The lawsuit accuses DIL of failing to fully implement the terms of the settlement despite partial compliance nearly two decades ago. BIPC submitted to the tribunal a bankers’ cheque issued by DIL for ₦86,420,898.20 as evidence of partial settlement. The cheque, dated around the time of the 2006 agreement, was part of the initial compliance before the matter was struck out by the tribunal on March 30, 2006.
Legal Twist: Parties in 2006 Agreement No Longer Exist
The complexity of the case was highlighted by the plaintiff’s counsel during Monday’s session. Joseph Henkyaa noted that while all the entities involved in the 2006 Terms of Settlement were then active legal persons, the current legal landscape has changed.
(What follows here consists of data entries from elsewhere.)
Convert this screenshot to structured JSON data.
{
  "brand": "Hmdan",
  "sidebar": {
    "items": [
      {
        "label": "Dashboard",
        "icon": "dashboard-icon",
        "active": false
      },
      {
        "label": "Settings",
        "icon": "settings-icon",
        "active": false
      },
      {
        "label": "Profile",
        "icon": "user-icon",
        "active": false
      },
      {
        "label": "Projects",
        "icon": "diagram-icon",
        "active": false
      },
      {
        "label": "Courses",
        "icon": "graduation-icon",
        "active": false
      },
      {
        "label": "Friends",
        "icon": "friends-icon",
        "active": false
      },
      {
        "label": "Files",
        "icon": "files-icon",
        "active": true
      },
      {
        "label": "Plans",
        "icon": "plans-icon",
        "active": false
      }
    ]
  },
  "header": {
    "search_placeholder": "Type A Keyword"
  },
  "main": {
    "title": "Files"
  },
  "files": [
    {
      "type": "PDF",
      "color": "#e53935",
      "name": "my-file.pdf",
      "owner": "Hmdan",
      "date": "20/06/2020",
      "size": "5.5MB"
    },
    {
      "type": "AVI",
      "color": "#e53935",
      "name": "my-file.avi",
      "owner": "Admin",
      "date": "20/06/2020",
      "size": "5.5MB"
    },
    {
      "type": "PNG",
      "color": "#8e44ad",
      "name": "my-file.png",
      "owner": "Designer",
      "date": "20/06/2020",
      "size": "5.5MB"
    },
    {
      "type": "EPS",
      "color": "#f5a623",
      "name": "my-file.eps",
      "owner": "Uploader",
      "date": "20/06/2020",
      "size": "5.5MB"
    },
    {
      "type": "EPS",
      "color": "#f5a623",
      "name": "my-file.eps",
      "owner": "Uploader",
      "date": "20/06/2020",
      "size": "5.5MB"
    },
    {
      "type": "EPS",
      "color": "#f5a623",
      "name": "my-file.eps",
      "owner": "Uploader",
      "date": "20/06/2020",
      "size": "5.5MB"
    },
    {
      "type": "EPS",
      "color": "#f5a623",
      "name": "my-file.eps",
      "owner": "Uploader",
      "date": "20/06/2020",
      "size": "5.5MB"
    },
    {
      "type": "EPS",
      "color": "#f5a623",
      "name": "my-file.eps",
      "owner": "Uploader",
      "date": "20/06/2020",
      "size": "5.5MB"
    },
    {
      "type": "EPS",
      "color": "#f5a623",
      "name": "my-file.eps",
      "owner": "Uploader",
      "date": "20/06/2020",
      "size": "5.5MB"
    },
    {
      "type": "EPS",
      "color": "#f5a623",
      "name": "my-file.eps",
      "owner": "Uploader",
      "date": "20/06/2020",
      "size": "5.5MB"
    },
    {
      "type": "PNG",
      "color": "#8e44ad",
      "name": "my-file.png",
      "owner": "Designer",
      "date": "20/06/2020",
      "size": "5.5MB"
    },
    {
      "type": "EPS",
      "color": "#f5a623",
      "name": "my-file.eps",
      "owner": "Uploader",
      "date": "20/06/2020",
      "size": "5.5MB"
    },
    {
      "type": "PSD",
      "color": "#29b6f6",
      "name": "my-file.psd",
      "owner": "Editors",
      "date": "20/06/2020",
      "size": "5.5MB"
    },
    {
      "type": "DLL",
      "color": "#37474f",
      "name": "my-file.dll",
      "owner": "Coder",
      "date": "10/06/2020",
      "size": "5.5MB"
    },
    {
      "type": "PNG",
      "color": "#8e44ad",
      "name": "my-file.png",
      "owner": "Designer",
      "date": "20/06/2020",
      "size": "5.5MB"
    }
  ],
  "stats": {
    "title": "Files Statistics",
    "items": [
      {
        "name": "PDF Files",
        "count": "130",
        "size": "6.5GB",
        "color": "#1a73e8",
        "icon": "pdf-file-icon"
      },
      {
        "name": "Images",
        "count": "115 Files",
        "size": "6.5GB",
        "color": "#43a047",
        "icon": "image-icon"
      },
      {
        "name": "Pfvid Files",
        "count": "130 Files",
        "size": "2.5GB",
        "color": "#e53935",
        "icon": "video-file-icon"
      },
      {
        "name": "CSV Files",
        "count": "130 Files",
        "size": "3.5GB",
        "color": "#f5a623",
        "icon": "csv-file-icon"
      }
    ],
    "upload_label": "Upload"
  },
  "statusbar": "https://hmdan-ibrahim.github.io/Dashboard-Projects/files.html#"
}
“Some of the parties no longer exist,” he told the tribunal, “and therefore need to be excluded in the new filing.”
This, he explained, made it necessary to withdraw the existing motion—which aimed to regularize documents and correct filing inconsistencies—and refile the suit in a revised format. In response, Chairman Azi ruled that all involved parties must be properly served once the new suit is refiled.
“The case is hereby adjourned to May 12 for hearing,” Azi stated.
Background of the Dispute
The origin of the matter dates back to a 2006 investment arrangement involving BIPC and Dangote Industries Limited, with the Securities and Exchange Commission acting as a supervisory entity. The dispute, initially brought before the tribunal, was struck out when the parties opted for an out-of-court settlement.
The Terms of Settlement, signed by the parties and acknowledged by the tribunal, were expected to bring the matter to a permanent close. However, BIPC now claims that DIL failed to uphold its end of the agreement in full, especially regarding the share allotment and accumulated returns.
BIPC’s position is that DIL has reneged on the deal, despite receiving financial concessions and regulatory oversight that ensured fairness during the original negotiations.
The Securities and Exchange Commission, named as the first respondent, is also under scrutiny for its role in supervising the settlement and allegedly failing to ensure full compliance.
Legal and Financial Implications
The stakes in the case are high, not just for the immediate parties but also for Nigeria’s broader investment and regulatory climate. A judgment in favor of BIPC could result in one of the largest payouts in the tribunal’s history, while also setting a precedent on the enforcement of out-of-court settlements supervised by regulatory bodies.
It may also prompt further scrutiny of past and present dealings involving major industrial players and government-backed investment firms.
Legal analysts suggest that the refiling and restructuring of the case could introduce fresh arguments and evidence that may shift the trajectory of the tribunal’s eventual ruling.
Looking Ahead to May 12
As the new hearing date approaches, legal teams for all involved parties are expected to prepare revised filings, updated legal arguments, and serve notices as directed by the tribunal. The adjournment provides a critical window for procedural corrections and a possible recalibration of the case’s legal foundation.
Until then, the financial markets, investors, and stakeholders within the regulatory framework will be watching closely, as the implications of the final ruling could echo far beyond the immediate courtroom.